Book Review: Selling for Dummies

Tom Hopkins. Selling for Dummies: Third Edition. Hoboken, New Jersey: Wiley, 2011. 362 pages.

If you’re in sales, you’re probably always looking for that extra edge. If you’re not, you’d probably like to know a little more about how salespeople get you to sign. In either case, Tom Hopkins’ SELLING FOR DUMMIES is a good read.

It’s a basic primer on how to sell, and how to improve your selling technique. Hopkins walks the reader through the seven-step selling cycle with pointers on how to improve each step of the way. He intersperses his instruction with stories of his own sales background, which makes for both good diversions and real-life application of his principles.

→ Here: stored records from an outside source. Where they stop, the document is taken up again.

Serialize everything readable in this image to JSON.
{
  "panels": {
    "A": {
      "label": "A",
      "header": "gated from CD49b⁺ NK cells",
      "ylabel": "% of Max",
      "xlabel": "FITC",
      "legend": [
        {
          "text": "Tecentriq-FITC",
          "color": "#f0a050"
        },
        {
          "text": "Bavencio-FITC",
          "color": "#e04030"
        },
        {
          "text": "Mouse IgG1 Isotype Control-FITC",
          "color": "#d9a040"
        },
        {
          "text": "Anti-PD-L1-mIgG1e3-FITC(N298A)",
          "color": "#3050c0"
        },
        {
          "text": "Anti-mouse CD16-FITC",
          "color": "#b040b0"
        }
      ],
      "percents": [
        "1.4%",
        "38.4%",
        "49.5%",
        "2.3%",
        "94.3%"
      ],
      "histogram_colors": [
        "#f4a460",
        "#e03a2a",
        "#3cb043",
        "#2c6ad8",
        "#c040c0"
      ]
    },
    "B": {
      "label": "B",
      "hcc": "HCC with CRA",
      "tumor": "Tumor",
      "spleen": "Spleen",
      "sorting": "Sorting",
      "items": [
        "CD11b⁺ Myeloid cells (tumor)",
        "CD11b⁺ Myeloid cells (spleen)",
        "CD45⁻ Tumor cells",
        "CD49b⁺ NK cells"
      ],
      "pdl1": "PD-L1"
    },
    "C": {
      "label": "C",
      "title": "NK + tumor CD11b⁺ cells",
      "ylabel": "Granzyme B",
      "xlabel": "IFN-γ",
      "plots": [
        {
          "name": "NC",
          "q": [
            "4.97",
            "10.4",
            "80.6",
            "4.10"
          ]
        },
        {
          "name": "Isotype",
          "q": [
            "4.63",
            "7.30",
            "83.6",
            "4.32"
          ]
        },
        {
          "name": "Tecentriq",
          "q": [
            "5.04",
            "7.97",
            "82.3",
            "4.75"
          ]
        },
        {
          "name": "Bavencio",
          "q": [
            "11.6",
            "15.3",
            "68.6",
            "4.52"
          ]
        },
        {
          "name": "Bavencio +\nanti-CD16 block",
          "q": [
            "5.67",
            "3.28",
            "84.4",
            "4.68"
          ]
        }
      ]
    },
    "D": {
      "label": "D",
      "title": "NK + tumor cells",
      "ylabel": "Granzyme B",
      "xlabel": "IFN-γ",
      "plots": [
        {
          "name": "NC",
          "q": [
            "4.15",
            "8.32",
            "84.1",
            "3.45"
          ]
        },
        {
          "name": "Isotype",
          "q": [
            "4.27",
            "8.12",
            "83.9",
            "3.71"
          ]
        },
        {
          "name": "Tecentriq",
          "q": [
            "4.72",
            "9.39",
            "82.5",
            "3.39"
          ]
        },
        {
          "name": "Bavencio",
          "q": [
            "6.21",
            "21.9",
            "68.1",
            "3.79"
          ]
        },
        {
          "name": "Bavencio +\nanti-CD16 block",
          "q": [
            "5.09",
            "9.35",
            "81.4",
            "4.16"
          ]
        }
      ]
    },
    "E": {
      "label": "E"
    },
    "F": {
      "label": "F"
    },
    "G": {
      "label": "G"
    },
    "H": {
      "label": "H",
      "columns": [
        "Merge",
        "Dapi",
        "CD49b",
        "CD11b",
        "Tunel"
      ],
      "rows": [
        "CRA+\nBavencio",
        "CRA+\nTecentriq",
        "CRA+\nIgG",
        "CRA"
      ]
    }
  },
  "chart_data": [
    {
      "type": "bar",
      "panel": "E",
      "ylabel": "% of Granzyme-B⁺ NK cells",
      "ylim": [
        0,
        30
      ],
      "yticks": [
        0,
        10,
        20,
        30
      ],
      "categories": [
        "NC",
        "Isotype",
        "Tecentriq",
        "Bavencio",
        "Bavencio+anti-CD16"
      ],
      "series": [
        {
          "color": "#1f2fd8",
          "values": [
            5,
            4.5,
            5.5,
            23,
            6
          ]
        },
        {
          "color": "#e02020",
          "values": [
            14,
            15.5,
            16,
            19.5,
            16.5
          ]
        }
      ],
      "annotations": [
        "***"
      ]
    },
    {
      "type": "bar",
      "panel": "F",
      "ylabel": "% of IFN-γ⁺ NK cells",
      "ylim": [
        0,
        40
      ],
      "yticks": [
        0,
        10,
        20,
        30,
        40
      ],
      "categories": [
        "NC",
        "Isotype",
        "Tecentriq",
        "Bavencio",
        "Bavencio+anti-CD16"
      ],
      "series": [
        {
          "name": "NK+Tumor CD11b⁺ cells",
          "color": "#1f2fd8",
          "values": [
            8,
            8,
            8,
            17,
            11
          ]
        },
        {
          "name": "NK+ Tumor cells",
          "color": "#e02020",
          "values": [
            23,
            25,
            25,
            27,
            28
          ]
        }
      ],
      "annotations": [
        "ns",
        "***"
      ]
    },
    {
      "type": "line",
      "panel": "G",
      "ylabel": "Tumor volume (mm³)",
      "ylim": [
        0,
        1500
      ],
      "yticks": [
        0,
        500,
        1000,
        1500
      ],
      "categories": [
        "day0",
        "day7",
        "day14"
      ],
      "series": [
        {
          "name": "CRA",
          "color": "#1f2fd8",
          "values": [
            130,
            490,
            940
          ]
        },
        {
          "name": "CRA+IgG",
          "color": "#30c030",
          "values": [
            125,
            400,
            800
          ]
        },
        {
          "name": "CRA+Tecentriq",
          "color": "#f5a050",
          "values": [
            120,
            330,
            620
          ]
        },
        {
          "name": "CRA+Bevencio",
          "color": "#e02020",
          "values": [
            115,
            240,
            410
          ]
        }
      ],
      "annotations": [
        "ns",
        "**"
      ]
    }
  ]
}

As a “For Dummies” book, the emphasis is on basic, easy-to-understand instruction rather than deep discussion. And the reader will have to do most of the work of connecting Hopkins’ advice, which is necessarily general enough to cover a broad range of sales-related fields, to his/her own work.

In general, the pointers Hopkins offers seems to be good. Much of what he says will likely not be news to experienced sellers, but one of the values of basic instruction books like this is to confirm what you already knew and give you a base for adding to it. Similarly, much of it is stuff that the average salesperson could probably figure out for themselves, given enough time. With this book, however, you’ll save a lot of time, which is probably the point.

If approached with the mindset that this is a book that will help you put in the right effort to refine your selling skills, rather than the expectation that this book will give you shortcuts to tripling your sales with no additional effort, SELLING FOR DUMMIES has a lot of value. If you are in sales, it probably won’t be the last instructional or motivational book you read, but it makes for a good start. And if you’re a consumer, it’s a nice peek into the world of salespeople.